Adding so many variables to the mix sounds a little terrifying at first. However, all of these data are reliable predictors for different industries, and whether or not they are relevant to a particular company’s products can be determined through analysis. Once you reap the benefits of more accurate forecasting, you will see that educating yourself on these methods is well worth it.
Preventive maintenance is a long-lived industry standard used to keep production lines going and avoid downtime. Unfortunately, replacing parts on a set schedule is unscientific at best. What if the part didn’t actually need replacing? Surely there’s a more accurate way to determine timetables for parts replacement and prevent and outage.
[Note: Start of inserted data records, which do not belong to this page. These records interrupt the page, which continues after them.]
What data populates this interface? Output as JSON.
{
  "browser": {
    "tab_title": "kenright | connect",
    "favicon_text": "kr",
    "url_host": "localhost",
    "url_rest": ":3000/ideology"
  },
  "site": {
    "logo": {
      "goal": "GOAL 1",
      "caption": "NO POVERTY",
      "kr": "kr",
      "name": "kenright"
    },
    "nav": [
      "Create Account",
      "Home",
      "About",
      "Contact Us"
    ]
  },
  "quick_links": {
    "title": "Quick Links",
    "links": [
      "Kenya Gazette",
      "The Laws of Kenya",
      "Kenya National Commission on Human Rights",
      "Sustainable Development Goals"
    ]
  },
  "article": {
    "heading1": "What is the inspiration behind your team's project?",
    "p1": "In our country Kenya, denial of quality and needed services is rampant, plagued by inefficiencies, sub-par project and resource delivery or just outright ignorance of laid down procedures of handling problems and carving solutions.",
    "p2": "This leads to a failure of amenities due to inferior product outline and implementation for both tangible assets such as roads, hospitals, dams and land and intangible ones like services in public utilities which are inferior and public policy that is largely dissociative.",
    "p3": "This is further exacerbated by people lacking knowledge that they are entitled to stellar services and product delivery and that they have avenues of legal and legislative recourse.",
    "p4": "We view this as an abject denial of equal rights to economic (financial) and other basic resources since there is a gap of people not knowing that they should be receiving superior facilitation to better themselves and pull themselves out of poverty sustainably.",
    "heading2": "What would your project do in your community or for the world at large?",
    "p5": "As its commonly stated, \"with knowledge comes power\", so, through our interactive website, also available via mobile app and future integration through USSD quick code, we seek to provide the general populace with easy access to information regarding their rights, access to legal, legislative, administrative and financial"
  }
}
The concept of the Internet of Things (IoT) comes into play here. By networking sensor devices to a centralized management system, businesses can monitor performance in real time and over the life of the asset. Sensors for various measurements are available, including:
- Thermal Imaging – In a predictive maintenance environment, thermal imaging uses infrared technology to collect heat maps of equipment so hot spots can be detected. Heat is often generated by components in a system that are failing.
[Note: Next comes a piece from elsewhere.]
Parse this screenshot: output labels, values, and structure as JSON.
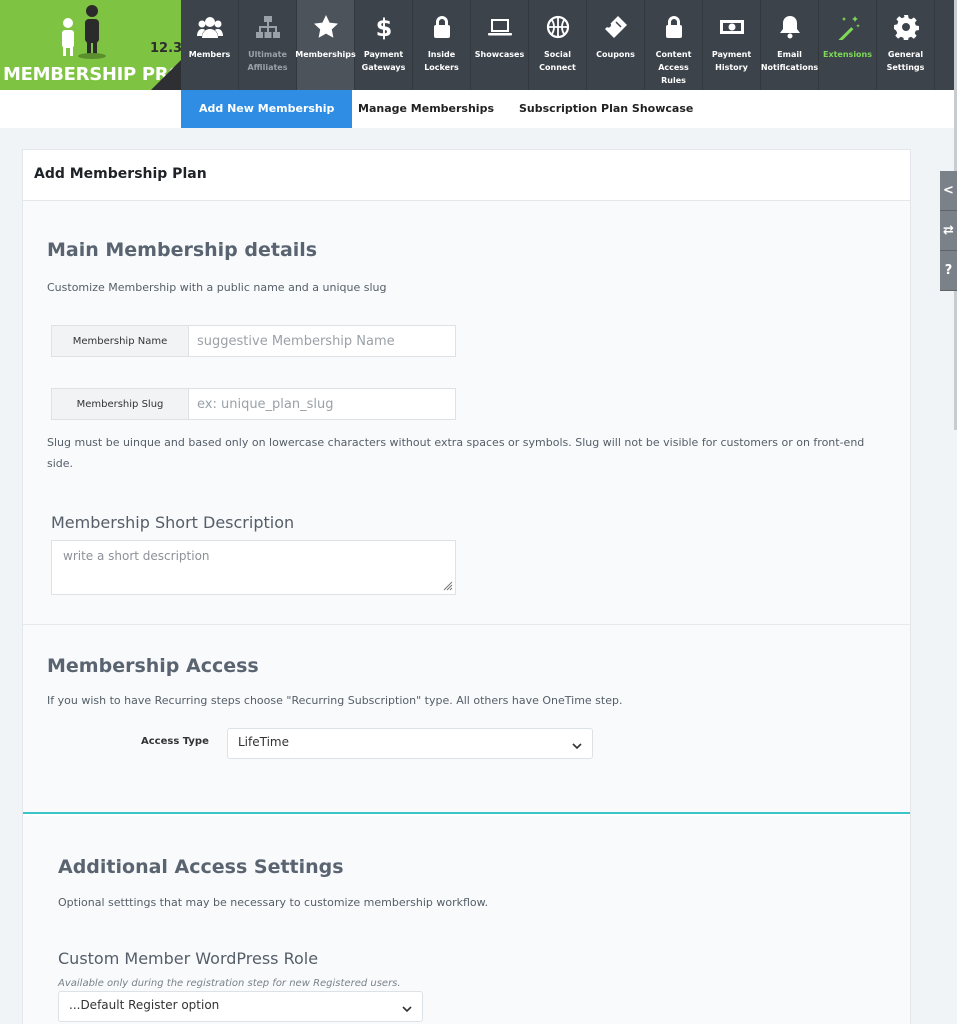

- Vibration Patterns – Vibration analysis uses onboard monitors or hand held devices to track the vibrations of machinery. Wear causes different vibration patterns that can be too subtle to hear as sound. Comparing the data against known failure points can help technicians identify where the problem lies before total failure.
- Lubricant Testing – You can learn a lot about how your system is functioning by examining the oil for particles and liquids. This practice draws quick attention to outside fluid leaks and wear on metal components of the system.
- Emission Testing – Much like oil analysis, testing the composition of emission gasses can provide a wealth of information about the functionality of your systems.
Sure, all of this data collection and analysis helps cut costs when it comes to the health of a manufacturing system, but the benefits go deeper than that. Measuring multiple different inputs to the production process can bring surprising insights. Factors once thought to have no impact might turn out to be small influencers after all, and tuning their combined effect can produce double-digit gains in efficiency or yield.
Can’t My Current Systems Do This?
In a word, no. Systems in use at manufacturers, like MES and EMI, are built to manage manufacturing processes. They generate plenty of data, but unfortunately they are not design to retain massive amounts of it, nor to analyze it in a strategic manner. To truly gain the benefits of data use in manufacturing you’ll need a system that’s designed to gather massive amounts of data, analyze it, and report the results.